De acordo com duas mulheres, que preferiram não se identificar por medo de represálias, dentro da Penitenciária os internos sofrem várias formas de opressão, como agressões físicas e psicológicas, falta de atendimento médico e dentário, superlotação das celas, alimentação ruim, falta de água e luz até mesmo para as necessidades básicas, entre outros.

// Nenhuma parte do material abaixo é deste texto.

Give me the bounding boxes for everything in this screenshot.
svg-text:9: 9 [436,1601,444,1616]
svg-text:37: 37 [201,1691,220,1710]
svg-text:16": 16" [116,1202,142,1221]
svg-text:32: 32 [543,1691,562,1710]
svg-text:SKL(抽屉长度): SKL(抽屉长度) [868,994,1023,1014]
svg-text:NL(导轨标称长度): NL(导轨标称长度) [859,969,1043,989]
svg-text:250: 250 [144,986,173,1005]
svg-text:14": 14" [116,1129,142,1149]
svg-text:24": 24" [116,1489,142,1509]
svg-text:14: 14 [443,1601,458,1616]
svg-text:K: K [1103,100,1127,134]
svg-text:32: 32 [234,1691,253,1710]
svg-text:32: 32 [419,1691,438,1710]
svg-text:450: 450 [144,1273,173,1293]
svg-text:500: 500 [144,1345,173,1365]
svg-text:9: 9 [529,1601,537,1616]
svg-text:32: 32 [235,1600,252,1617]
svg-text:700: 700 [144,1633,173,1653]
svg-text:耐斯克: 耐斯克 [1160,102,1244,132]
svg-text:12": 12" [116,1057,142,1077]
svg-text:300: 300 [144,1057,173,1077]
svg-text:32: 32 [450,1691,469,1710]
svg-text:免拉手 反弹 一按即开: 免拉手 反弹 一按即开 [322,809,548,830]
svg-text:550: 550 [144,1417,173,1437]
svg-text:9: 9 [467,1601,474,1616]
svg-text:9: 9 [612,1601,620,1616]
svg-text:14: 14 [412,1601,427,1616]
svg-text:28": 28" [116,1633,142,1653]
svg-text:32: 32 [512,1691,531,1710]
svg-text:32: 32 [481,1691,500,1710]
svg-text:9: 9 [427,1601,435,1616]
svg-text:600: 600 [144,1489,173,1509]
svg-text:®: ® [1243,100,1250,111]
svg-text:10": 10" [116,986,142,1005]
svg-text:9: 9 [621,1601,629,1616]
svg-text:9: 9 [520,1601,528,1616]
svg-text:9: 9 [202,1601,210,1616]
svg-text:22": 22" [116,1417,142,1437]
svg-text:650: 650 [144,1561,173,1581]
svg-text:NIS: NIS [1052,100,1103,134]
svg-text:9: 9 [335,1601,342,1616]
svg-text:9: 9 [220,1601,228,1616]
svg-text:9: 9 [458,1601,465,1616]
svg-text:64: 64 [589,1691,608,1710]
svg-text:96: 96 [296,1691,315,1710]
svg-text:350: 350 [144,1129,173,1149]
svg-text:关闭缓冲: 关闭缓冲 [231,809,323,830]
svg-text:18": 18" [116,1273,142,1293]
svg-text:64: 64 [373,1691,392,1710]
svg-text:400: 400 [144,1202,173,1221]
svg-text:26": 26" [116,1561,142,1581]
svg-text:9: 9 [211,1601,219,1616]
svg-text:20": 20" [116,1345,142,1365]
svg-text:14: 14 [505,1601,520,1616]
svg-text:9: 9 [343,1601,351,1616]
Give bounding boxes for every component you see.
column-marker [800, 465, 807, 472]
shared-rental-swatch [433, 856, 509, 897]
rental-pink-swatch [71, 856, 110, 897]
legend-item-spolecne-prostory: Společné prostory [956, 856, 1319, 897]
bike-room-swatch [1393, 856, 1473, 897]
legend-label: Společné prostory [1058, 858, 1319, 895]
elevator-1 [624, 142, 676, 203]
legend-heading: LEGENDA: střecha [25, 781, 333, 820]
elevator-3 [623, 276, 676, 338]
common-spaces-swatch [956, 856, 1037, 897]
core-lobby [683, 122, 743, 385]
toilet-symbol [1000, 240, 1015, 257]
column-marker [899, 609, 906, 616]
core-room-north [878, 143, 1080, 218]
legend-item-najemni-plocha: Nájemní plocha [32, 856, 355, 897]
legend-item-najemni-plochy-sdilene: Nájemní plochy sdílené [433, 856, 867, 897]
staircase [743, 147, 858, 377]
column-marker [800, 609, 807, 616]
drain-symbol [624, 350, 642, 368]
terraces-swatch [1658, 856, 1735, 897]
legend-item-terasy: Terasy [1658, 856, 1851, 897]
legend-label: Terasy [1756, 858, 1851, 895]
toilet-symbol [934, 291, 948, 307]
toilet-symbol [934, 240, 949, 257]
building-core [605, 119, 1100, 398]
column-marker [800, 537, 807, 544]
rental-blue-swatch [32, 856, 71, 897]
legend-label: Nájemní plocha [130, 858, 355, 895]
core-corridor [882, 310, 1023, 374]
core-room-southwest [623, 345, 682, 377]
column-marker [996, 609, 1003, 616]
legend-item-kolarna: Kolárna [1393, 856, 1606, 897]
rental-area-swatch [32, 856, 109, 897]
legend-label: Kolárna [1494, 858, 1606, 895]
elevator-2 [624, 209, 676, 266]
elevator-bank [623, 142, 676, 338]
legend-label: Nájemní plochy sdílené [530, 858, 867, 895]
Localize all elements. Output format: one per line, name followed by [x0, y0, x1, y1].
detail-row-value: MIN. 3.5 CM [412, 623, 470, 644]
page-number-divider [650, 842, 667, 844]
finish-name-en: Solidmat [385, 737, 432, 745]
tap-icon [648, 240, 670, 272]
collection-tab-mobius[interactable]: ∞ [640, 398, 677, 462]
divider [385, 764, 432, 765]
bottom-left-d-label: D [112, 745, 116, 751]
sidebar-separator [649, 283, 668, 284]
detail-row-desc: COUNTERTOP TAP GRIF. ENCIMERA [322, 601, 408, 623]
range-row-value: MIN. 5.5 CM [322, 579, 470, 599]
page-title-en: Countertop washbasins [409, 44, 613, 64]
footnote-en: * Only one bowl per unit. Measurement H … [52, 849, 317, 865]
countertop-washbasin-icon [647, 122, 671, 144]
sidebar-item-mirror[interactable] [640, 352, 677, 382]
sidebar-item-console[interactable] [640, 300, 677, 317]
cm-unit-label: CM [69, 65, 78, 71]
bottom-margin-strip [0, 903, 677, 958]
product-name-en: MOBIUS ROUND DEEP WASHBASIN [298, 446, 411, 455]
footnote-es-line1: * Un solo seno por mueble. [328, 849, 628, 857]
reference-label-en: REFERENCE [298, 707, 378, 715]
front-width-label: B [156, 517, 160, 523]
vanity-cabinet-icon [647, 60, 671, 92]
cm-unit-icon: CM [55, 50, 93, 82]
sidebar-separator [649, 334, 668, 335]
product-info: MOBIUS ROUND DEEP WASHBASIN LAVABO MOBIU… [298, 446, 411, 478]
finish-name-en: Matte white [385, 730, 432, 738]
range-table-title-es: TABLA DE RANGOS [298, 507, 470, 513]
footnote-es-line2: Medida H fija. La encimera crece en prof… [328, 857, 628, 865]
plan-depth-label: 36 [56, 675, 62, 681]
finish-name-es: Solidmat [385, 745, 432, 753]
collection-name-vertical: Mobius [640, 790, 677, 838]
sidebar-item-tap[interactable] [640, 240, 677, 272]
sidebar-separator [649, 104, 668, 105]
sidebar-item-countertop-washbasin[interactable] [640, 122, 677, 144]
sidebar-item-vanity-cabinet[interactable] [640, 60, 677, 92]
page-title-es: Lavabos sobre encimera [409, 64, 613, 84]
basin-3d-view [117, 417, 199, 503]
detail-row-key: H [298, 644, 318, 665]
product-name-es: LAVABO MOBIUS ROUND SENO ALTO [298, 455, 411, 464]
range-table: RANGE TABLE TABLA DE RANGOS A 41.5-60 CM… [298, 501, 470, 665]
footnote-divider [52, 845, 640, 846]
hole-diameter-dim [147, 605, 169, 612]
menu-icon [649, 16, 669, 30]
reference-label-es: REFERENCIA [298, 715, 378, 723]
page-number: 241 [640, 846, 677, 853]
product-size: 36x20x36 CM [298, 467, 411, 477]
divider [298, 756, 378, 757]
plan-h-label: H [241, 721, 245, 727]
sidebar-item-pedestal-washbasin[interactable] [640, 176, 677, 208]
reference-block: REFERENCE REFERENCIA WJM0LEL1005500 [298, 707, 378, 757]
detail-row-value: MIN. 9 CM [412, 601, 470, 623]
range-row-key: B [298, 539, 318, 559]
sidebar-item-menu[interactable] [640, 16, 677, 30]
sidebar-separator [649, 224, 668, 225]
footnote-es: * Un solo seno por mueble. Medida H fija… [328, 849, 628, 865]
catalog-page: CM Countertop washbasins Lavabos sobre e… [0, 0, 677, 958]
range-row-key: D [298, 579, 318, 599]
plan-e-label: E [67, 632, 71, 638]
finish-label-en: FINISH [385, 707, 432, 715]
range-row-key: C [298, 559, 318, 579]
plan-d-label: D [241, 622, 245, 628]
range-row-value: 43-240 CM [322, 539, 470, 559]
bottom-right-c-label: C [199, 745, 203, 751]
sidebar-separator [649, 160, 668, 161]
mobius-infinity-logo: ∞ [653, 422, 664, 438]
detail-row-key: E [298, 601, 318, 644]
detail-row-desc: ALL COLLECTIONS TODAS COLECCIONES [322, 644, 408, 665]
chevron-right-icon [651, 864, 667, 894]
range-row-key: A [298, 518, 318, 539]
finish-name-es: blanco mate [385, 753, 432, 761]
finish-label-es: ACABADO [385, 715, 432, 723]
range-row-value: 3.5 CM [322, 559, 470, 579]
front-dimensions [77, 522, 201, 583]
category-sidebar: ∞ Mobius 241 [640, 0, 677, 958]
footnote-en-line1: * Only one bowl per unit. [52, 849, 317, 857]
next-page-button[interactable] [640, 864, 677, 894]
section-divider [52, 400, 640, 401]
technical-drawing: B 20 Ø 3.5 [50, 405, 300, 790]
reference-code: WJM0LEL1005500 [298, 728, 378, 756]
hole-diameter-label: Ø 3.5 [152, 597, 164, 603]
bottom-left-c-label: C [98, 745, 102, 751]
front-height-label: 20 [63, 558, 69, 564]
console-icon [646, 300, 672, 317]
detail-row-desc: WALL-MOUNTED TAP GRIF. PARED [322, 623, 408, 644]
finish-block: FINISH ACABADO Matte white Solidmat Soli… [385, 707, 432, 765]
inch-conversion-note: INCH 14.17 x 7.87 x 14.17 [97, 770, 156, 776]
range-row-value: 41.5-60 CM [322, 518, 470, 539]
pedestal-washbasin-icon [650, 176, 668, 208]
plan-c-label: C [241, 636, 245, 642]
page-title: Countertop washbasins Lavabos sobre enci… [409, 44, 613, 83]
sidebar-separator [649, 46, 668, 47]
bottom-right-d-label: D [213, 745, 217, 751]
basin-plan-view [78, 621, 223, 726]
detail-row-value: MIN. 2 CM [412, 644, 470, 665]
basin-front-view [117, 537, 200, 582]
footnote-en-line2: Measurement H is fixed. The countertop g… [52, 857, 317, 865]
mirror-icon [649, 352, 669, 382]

Elas destacam ainda que tem detentos que aguardam cirurgia e não conseguem sair para o procedimento, sem contar que alguns agentes penitenciários pisam na comida de determinados presos, colocam internos de castigo sem receber visitas por até seis meses e que não entregam medicamentos enviados pela família. Familiares ressaltam que há presos em condições de ganhar a liberdade, em razão de já terem cumprido a pena ou aptos à progressão penal, mas que não conseguem passar pela triagem e exames psicológicos necessários para obterem uma decisão do juiz. Eles afirmam que alguns presos aguardam a regularização das penas há quatro meses e até mesmo há um ano.
Segundo as famílias, a situação vem se agravando há alguns anos. Elas afirmam que já tentaram falar com a direção da Penitenciária, mas não conseguem ser recebidas para expor a situação e abrir um diálogo.